The East District CEF has been in operation for quite some time – that it never developed a policy for cases where churches fail to make their mortgage payments is both surprising and concerning. Surprising because you’d think a CEF that’s been running as long as the ED CEF has would have all its policies nailed down and finely tuned. The absolute last thing you want to have happen is to find yourself faced with a delinquent loan and not have a well-thought out policy for how to deal with it. It’s concerning because if the ED CEF never established a fundamental policy like this, what else have they missed?

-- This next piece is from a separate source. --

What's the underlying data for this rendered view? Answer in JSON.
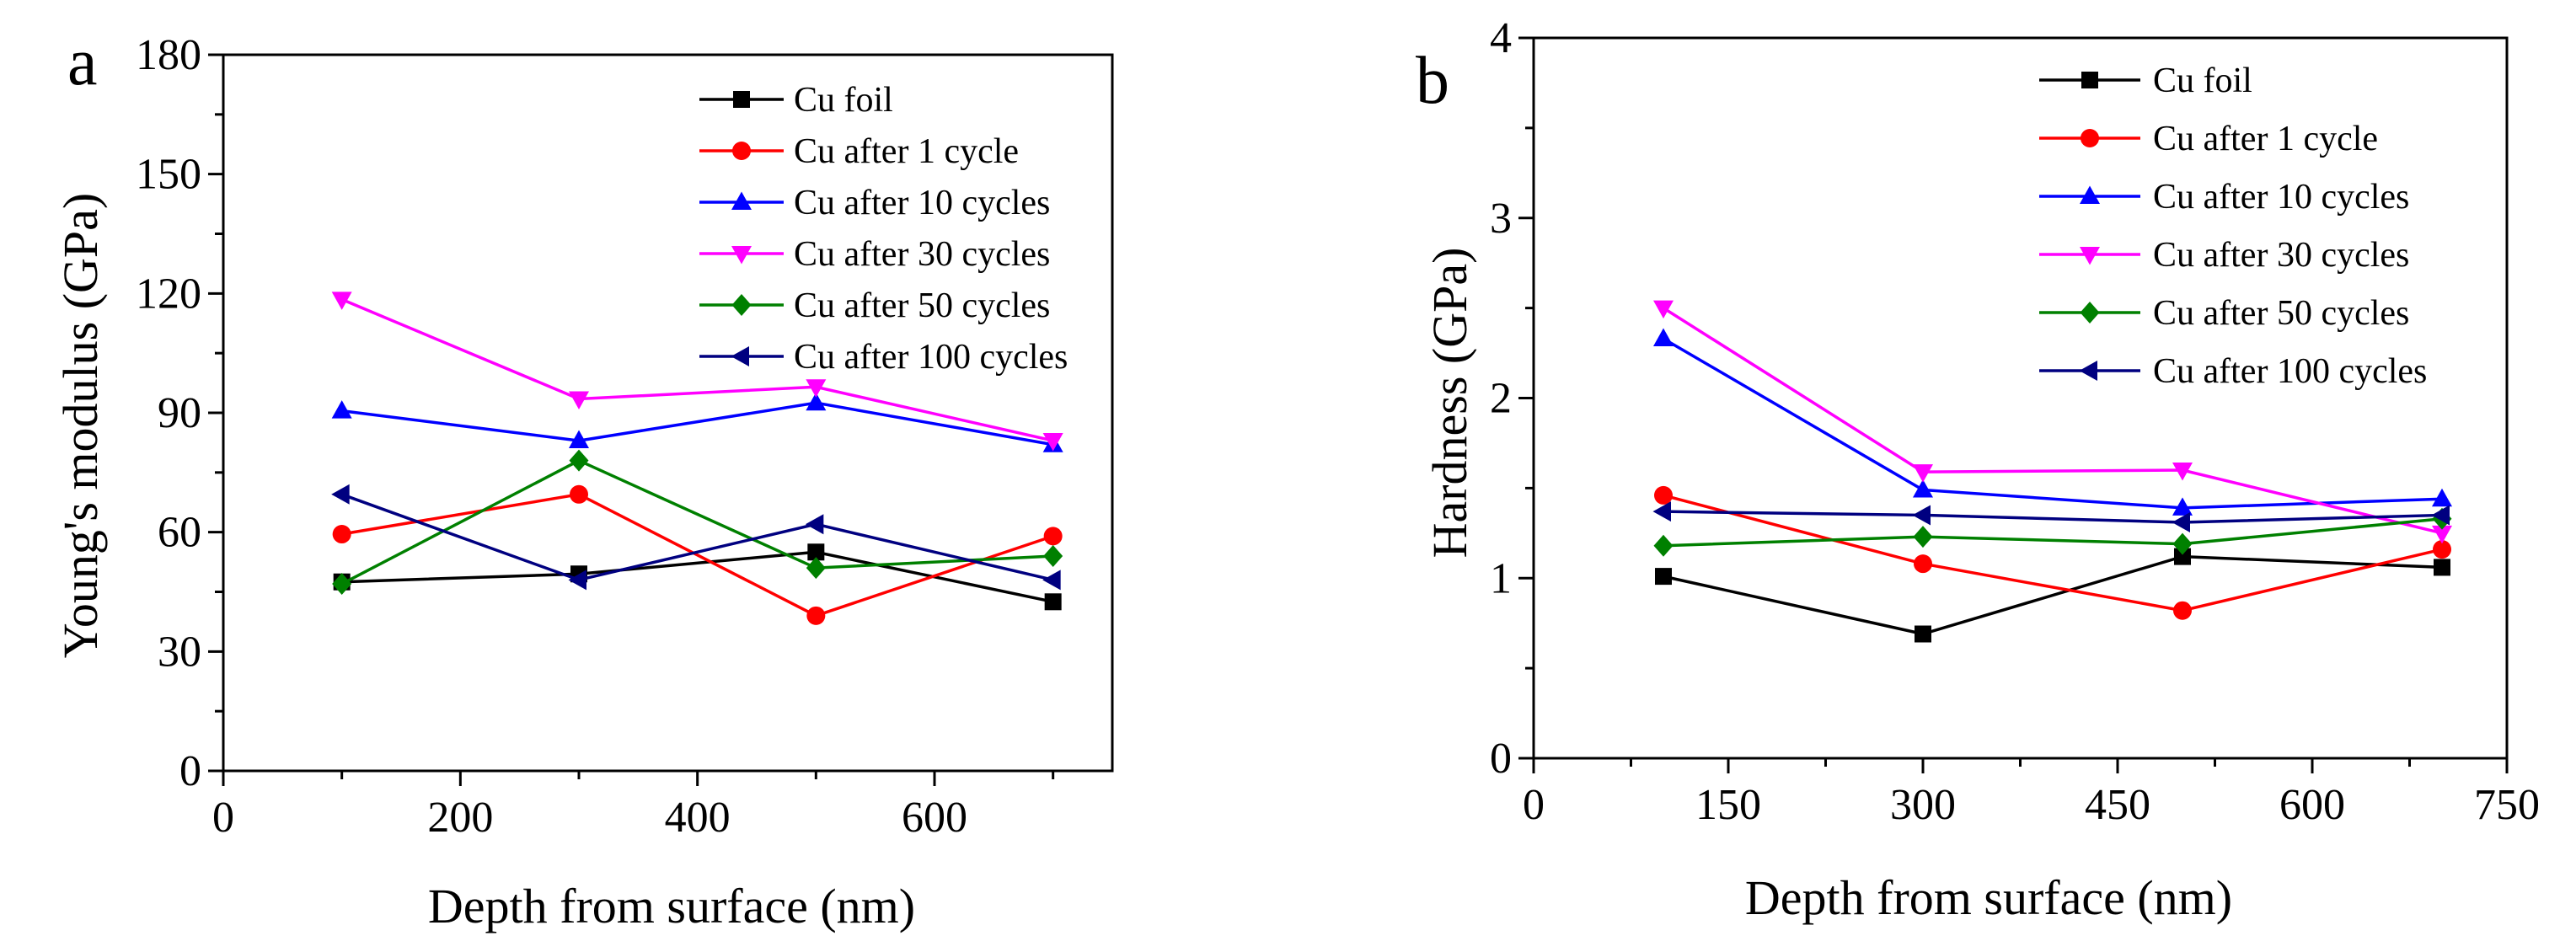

In this matter they’re taking steps to deal with this question:
By consensus is was agreed that the DfF and the business Manager need to develop a written policy to address how and when loan arrears are reported and the congregation notified and what action should be taken.
Hopefully they’ll conduct a policy review to ensure there’s no other holes that need to be plugged.
The reason policies like this are important is because they provide well-thought out answers to questions like the one that was raised in the January 15/16 2018 BOD meeting:
Questions were raised regarding instances where CEF property on which churches have mortgages are to be sold and the anticipated moneys from the sale would not cover the cost of the outstanding mortgage. Is the congregation still expected to repay the loan? The DFF needs to review this situation and report back on a policy for these situations.
I’d encourage you to read that again, then imagine a person like you or I going to the bank, getting a loan, buying a property, then selling it for less than the face value of the mortgage. Do you think the bank would give you a smile and tell you “not to worry about it?” Or would they encourage you to get off your keister, keep the commitment you made to them, “or else”?
I have a high regard of the East District BOD and generally how they do things, but in this regard this question shouldn’t even be on the table. That money belongs to the depositors – not the Board, not the borrowing church, and it needs to be returned in accord with the commitment everyone made to that end.
This also raises questions about how closely the CEF Executive is keeping tabs on the financial situation of the congregations they’re giving loans to, the valuation of the underlying asset that’s securing the loan, and the like. That a situation arose where a property was valued at less than the outstanding mortgage should result in an end-to-end review of how the ED CEF manages the lifecycle of a loan.
On the lighter side, there was one comment in the Jan 15/18 report that gave me a chuckle:
By consensus it was agreed that all of these restricted funds should be reviewed individually to decide what should be done with them before restructuring begins in 2019.
Except…as far as Synod is concerned the Districts will effectively cease to exist on Jan 1, 2019. That means restructuring is done by that date, not started.